Un’offensiva ideologica e commerciale

Sasso, intervistato da Francesco Borgonovo su La Verità, ha ricordato a più riprese che dire no alle derive ideologiche del ddl Zan non significa non voler combattere le discriminazioni. Per quello, ha sottolineato, la scuola è già in possesso di tutti gli strumenti necessari. «Qui le discriminazioni non c’entrano niente. C’è un’offensiva che è dovuta a motivi ideologici oppure commerciali. Nessuno vuole minimizzare fenomeni odiosi come la discriminazione, il bullismo o gli atti di violenza nei confronti della comunità Lgbt, ma qui – ha chiarito Sasso – stiamo parlando di un’altra cosa».

L’allarme sui «ragazzi di 10 anni» che finiscono «dallo psicologo»

Il punto è che «a 10-12 anni non si ha ancora la necessaria consapevolezza per affrontare determinati temi ed è facile rimanere disorientati e acuire il conflitto generazionale con le mamme e i papà. Le famiglie devono trovare nella scuola un alleato e non un amplificatore di queste teorie». Le quali, ha ricordato ancora Sasso, sono già ampiamente propagandate da tutto un ampio sistema mediatico, che «bombarda» bambini e ragazzi. «Tutto il sistema mediatico tende dalla stessa parte.

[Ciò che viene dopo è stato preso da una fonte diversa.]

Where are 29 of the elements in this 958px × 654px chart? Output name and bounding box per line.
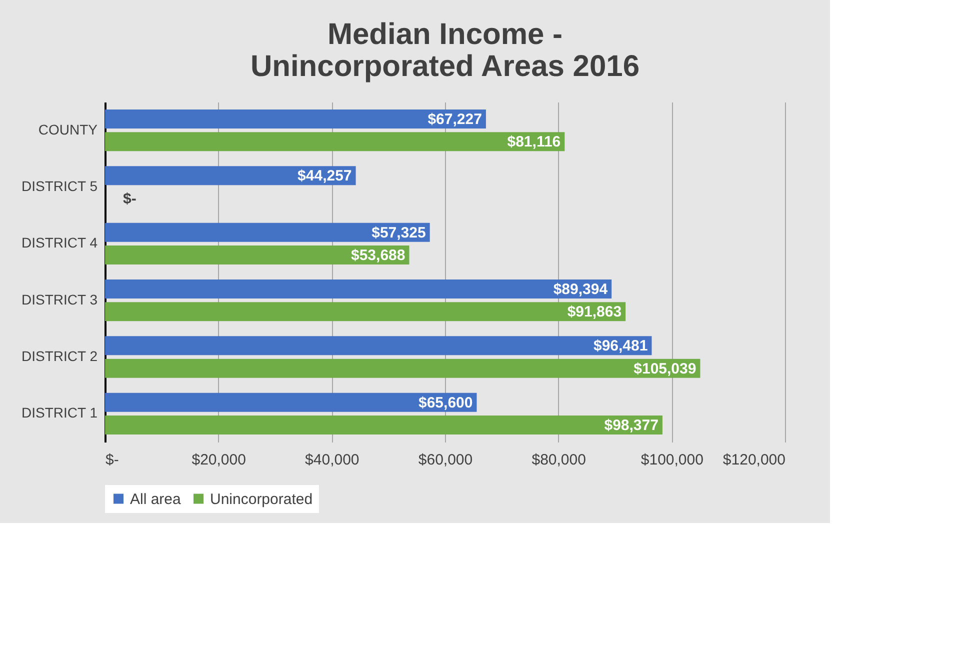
data-label: $105,039 xyxy=(634,360,696,378)
y-tick-label: DISTRICT 4 xyxy=(22,234,98,251)
data-label: $91,863 xyxy=(567,304,622,321)
x-tick-label: $20,000 xyxy=(192,452,246,468)
data-label: $67,227 xyxy=(428,111,482,128)
y-tick-label: DISTRICT 1 xyxy=(22,404,98,421)
x-tick-label: $60,000 xyxy=(418,452,473,468)
data-label: $53,688 xyxy=(351,247,406,264)
data-label: $89,394 xyxy=(553,281,608,298)
text: Median Income - xyxy=(327,18,563,51)
data-label: $65,600 xyxy=(418,394,473,412)
data-label: $57,325 xyxy=(372,224,426,242)
legend-label: All area xyxy=(130,490,182,508)
y-tick-label: COUNTY xyxy=(38,121,98,138)
x-tick-label: $100,000 xyxy=(640,452,704,468)
x-tick-label: $120,000 xyxy=(722,452,786,468)
data-label: $44,257 xyxy=(298,168,352,185)
data-label: $81,116 xyxy=(507,134,561,151)
data-label: $96,481 xyxy=(593,338,648,355)
data-label: $- xyxy=(123,190,136,208)
text: Unincorporated Areas 2016 xyxy=(250,50,640,83)
y-tick-label: DISTRICT 2 xyxy=(22,348,98,364)
x-tick-label: $80,000 xyxy=(532,452,586,468)
data-label: $98,377 xyxy=(604,417,658,434)
y-tick-label: DISTRICT 3 xyxy=(22,291,98,308)
legend-label: Unincorporated xyxy=(210,490,313,508)
y-tick-label: DISTRICT 5 xyxy=(22,178,98,194)
x-tick-label: $40,000 xyxy=(305,452,360,468)
x-tick-label: $- xyxy=(106,452,119,468)
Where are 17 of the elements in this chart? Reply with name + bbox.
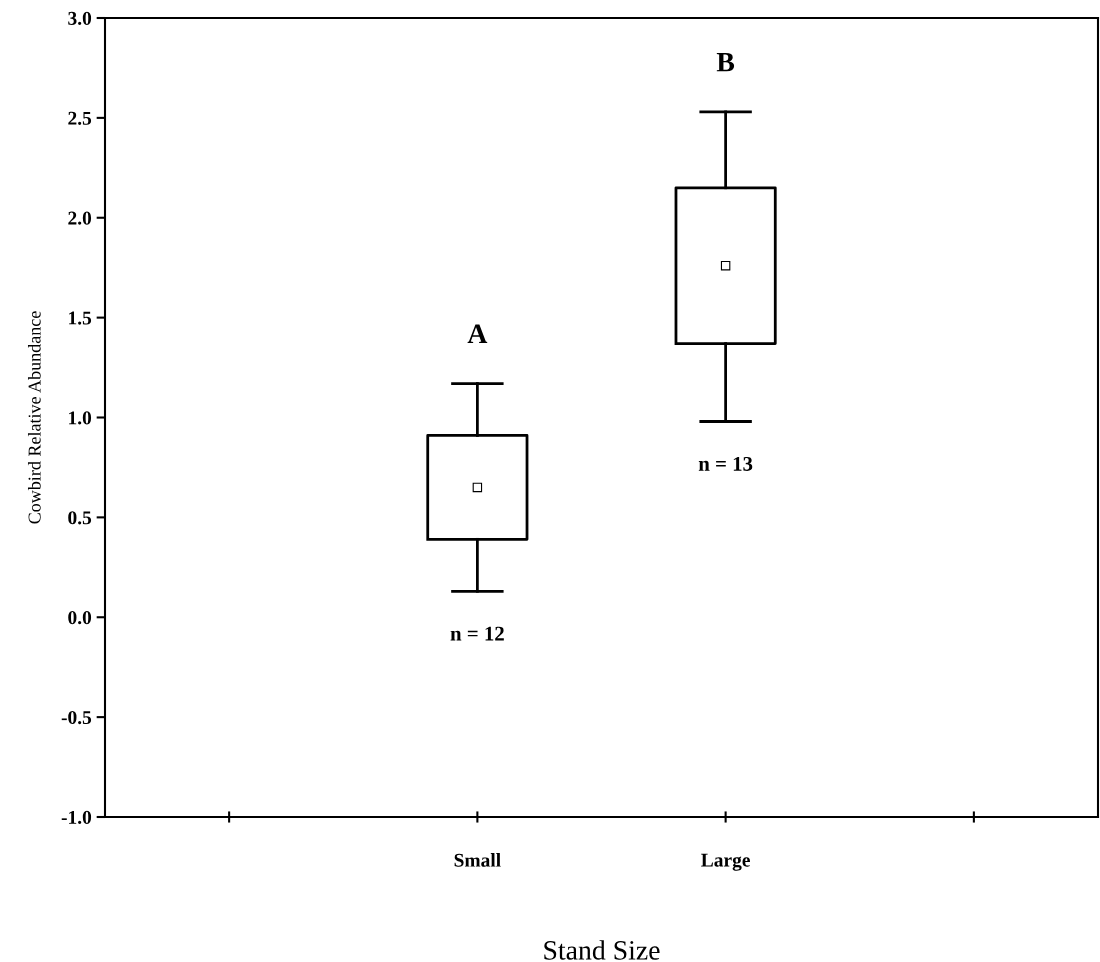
- annotation: B: [716, 53, 735, 72]
- annotation: n = 12: [450, 626, 504, 641]
- y-tick-label: 1.5: [69, 311, 92, 325]
- y-tick-label: 0.0: [68, 611, 92, 625]
- y-tick-label: 3.0: [68, 11, 92, 26]
- x-axis-title: Stand Size: [544, 940, 660, 960]
- annotation: A: [467, 324, 488, 343]
- y-tick-label: 0.5: [68, 511, 92, 525]
- y-axis-title: Cowbird Relative Abundance: [27, 311, 41, 524]
- x-tick-label: Large: [701, 853, 750, 871]
- y-tick-label: 1.0: [69, 411, 92, 425]
- y-tick-label: 2.5: [68, 111, 92, 125]
- annotation: n = 13: [698, 456, 753, 471]
- y-tick-label: -0.5: [61, 710, 92, 725]
- y-tick-label: -1.0: [61, 810, 92, 825]
- y-tick-label: 2.0: [68, 211, 92, 225]
- x-tick-label: Small: [454, 853, 501, 867]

Ormai – ha sottolineato il sottosegretario – basta esprimere un dubbio sull’ideologia Lgbt per essere tacciati di omofobia. A ogni livello, ovunque, si tenta di incentivare il disorientamento. Vedo ragazzi di 10 anni che finiscono dallo psicologo per questo. Le famiglie sono molto in difficoltà. È molto dura per i genitori competere con il resto del mondo che dà per acquisite certe teorie. È per questo che vorrei che la scuola fosse lasciata in pace, e spero in un’alleanza tra famiglie e educatori».

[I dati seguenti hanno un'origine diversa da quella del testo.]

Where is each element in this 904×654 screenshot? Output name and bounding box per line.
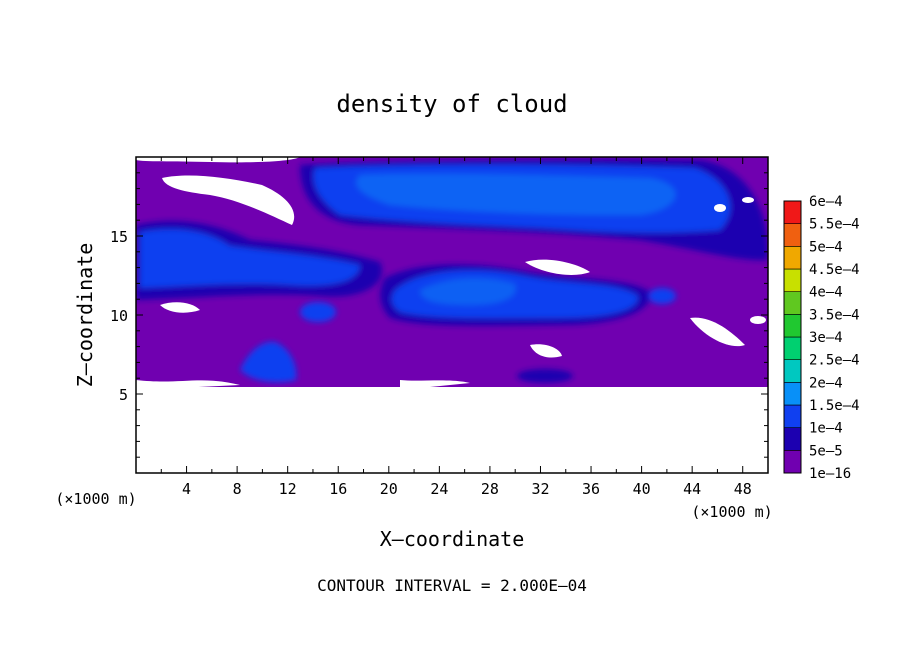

Il ddl Zan e l’assalto senza limiti di Pd e sinistra

Invece, «al Pd e alla sinistra italiana non basta più che ogni giorno i nostri figli vengano bombardati attraverso i social dal pensiero unico sulle teorie di genere». «Vip e influencer si fanno quotidianamente paladini di una narrazione che esalta la mancanza di una precisa identità sessuale, il percepirsi a tutti i costi come “fluidi”», ha ricordato Sasso, sottolineando che «hanno praticamente già vinto la battaglia culturale». Ma per gli ideologi del gender non basta: «Ora si prova anche l’assalto all’ultimo baluardo che cerca di resistere a questa folle ideologizzazione: la scuola».

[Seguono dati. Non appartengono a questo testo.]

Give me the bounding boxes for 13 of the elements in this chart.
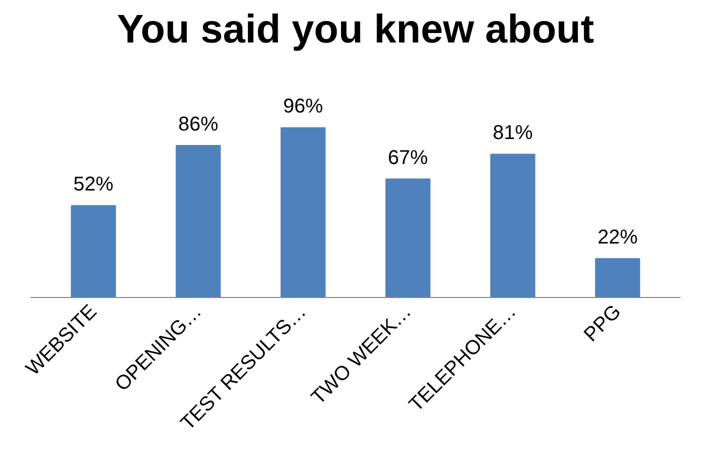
chart-title: You said you knew about <box>116 8 594 52</box>
data-label: 67% <box>388 146 428 169</box>
bar <box>490 154 536 298</box>
data-label: 96% <box>283 96 324 118</box>
bar <box>385 178 430 298</box>
bar <box>280 127 326 298</box>
data-label: 22% <box>598 226 638 248</box>
data-label: 52% <box>73 173 114 196</box>
bar <box>176 144 221 298</box>
data-label: 86% <box>178 113 218 136</box>
data-label: 81% <box>492 122 533 144</box>
bar <box>595 258 640 298</box>
bar <box>70 205 116 298</box>
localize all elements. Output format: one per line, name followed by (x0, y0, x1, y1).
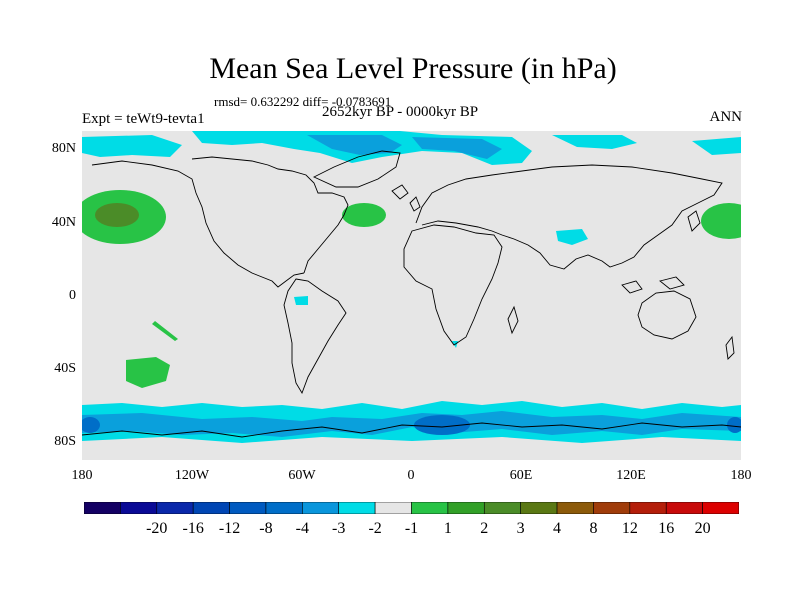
madagascar (507, 305, 519, 335)
colorbar-swatch (629, 502, 667, 514)
pacific-high-core (95, 203, 139, 227)
lon-label-180w: 180 (71, 468, 93, 483)
colorbar-label: 12 (621, 520, 638, 537)
west-pacific-high-anomaly (701, 203, 741, 239)
colorbar (84, 502, 739, 514)
antarctic-low-core (414, 415, 470, 435)
colorbar-swatch (556, 502, 594, 514)
experiment-label: Expt = teWt9-tevta1 (82, 111, 205, 127)
british-isles (409, 196, 421, 212)
colorbar-label: 16 (658, 520, 675, 537)
period-text: 2652kyr BP - 0000kyr BP (322, 104, 479, 120)
japan (687, 210, 701, 232)
north-america-west-coast (91, 160, 305, 288)
lat-label-40n: 40N (51, 215, 76, 230)
borneo (621, 280, 643, 294)
colorbar-swatch (665, 502, 703, 514)
antarctic-low-east (727, 417, 741, 433)
colorbar-label: -8 (259, 520, 273, 537)
southern-ocean-blue-band (82, 411, 741, 437)
colorbar-swatch (229, 502, 267, 514)
colorbar-label: 20 (694, 520, 711, 537)
arctic-anomaly-far-east (692, 137, 741, 155)
arctic-anomaly-blue (307, 135, 402, 155)
atlantic-high-anomaly (342, 203, 386, 227)
map-title: Mean Sea Level Pressure (in hPa) (209, 52, 617, 85)
colorbar-swatch (702, 502, 739, 514)
antarctic-interior (82, 437, 741, 460)
pressure-map (82, 131, 741, 460)
lon-label-60w: 60W (288, 468, 316, 483)
lat-label-80n: 80N (51, 141, 76, 156)
stats-text: rmsd= 0.632292 diff= -0.0783691 (214, 94, 392, 109)
south-pacific-high-anomaly (126, 357, 170, 388)
colorbar-swatch (411, 502, 449, 514)
colorbar-swatch (302, 502, 340, 514)
colorbar-swatch (120, 502, 158, 514)
antarctic-low-west (82, 417, 100, 433)
colorbar-label: -12 (218, 520, 241, 537)
arctic-anomaly-west (82, 135, 182, 157)
eurasia (415, 164, 723, 270)
africa (403, 224, 503, 346)
lon-label-0: 0 (407, 468, 415, 483)
colorbar-label: 4 (553, 520, 562, 537)
arctic-anomaly-blue-2 (412, 137, 502, 159)
colorbar-swatch (265, 502, 303, 514)
colorbar-label: 1 (443, 520, 452, 537)
amazon-anomaly (294, 296, 308, 305)
colorbar-swatch (84, 502, 121, 514)
south-pacific-streak (152, 321, 178, 341)
colorbar-label: 8 (589, 520, 598, 537)
colorbar-label: -3 (332, 520, 346, 537)
colorbar-swatch (593, 502, 631, 514)
australia (637, 290, 697, 340)
colorbar-swatch (192, 502, 230, 514)
lat-label-equator: 0 (69, 288, 76, 303)
iceland (391, 184, 409, 200)
colorbar-swatch (447, 502, 485, 514)
colorbar-label: 3 (516, 520, 525, 537)
lat-label-80s: 80S (54, 434, 76, 449)
lon-label-60e: 60E (509, 468, 533, 483)
colorbar-label: -1 (404, 520, 419, 537)
new-guinea (659, 276, 685, 290)
colorbar-label: -20 (146, 520, 168, 537)
greenland (312, 150, 401, 188)
lat-label-40s: 40S (54, 361, 76, 376)
south-america (283, 278, 347, 395)
lon-label-180e: 180 (730, 468, 752, 483)
colorbar-label: -16 (182, 520, 204, 537)
colorbar-swatch (483, 502, 521, 514)
antarctica-coast (82, 422, 741, 438)
arctic-anomaly-east (552, 135, 637, 149)
colorbar-swatch (374, 502, 412, 514)
colorbar-label: -4 (295, 520, 309, 537)
north-america-east-coast (191, 156, 349, 274)
lon-label-120w: 120W (174, 468, 210, 483)
colorbar-swatch (156, 502, 194, 514)
colorbar-swatch (338, 502, 376, 514)
new-zealand (725, 335, 735, 360)
colorbar-swatch (520, 502, 558, 514)
season-label: ANN (709, 109, 743, 125)
coastlines (82, 150, 741, 438)
colorbar-label: 2 (480, 520, 489, 537)
colorbar-label: -2 (368, 520, 382, 537)
lon-label-120e: 120E (616, 468, 646, 483)
asia-anomaly (556, 229, 588, 245)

Sasso contro il ddl Zan: «Nella scuola la propaganda non deve entrare»

«Nella scuola la propaganda non deve entrare. Da padre e poi anche da sottosegretario mi opporrò con tutte le mie forze a questo tentativo subdolo di infiltrare le nostre istituzioni scolastiche», ha avvertito ancora Sasso, per il quale quando i bambini e i ragazzi «saranno più grandi avranno tutta la libertà di seguire i propri orientamenti». Sasso comunque confida che il ddl Zan non passi, perché «non voglio immaginare che venga sdoganata la propaganda istituzionalizzata, sarebbe un punto di non ritorno». Se invece dovesse accadere, «useremo tutti gli strumenti democratici, costituzionali e parlamentari per impedire prevaricazioni e derive ideologiche».